The survey reveals striking evidence of the religiously squeezed middle.
While the traditional camp that typified the middle-of-the-road United Synagogue member has shrunk, there has been a significant rise in the numbers of Jews who identify as cultural or secular.
Almost half of those who were raised as “traditional” or “Reform/Progressive” have switched religious allegiance, some going right but mostly left.
So while some traditional Jews may now see themselves as Orthodox or even Charedi, most have gone towards the Progressives or seculars.
And while some Progressives might have moved to Masorti, for example, or further right, the trend of most of their movers, too, has been left.

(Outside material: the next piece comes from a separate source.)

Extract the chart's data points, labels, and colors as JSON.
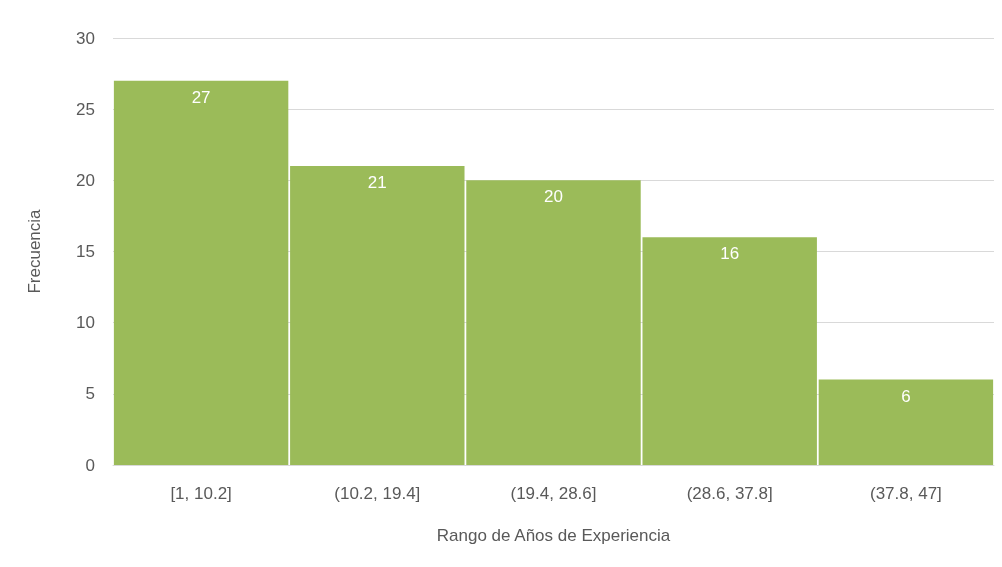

“This switch away from traditional is suggestive of a shake-out of the middle ground,” the report states.
This is apparent if you compare how people were brought up with how they see themselves now.
The secular/cultural group has risen from 15 per cent to 24 per cent, the Progressives from 15 per cent to 18 per cent, the Charedim from three to four per cent. The Orthodox have retained the same proportion at 12 per cent. But the traditionals have slumped from 40 per cent to 26 per cent.
The trend towards secularisation “appears to be happening among older respondents to a greater extent than among younger correspondents,” the report suggests.
But then there is a disproportionately larger number of Orthodox and Charedi Jews among the younger groups than older groups.
If you look at the middle aged, 40-64 bracket, the share of the religious market held by traditionals, Reform and seculars is higher than among the under-40s: whereas the opposite is true for Orthodox and Charedim.
Five per cent of the sample said their current position was either none, mixed faith or other.
WHAT THE FIGURES MEAN
On first glance, the proportion of Charedim at four per cent looks far smaller than it ought to be — especially given data elsewhere about the growth of the strictly Orthodox population.
Almost certainly, some Jews who might be considered “Charedi” by others have described themselves as simply “Orthodox”.
Orthodox probably represents shomer Shabbat, while “middle of the road” Orthodox synagogue members might describe themselves rather as in the “traditional” camp.
Combining the Charedi and Orthodox groups gives an overall proportion of 16 per cent.
The figures represent religious identification rather than synagogue membership as such.
But the fact that the traditionals and Progressives have failed to retain almost half of their numbers is sobering for the United Synagogue and Reform.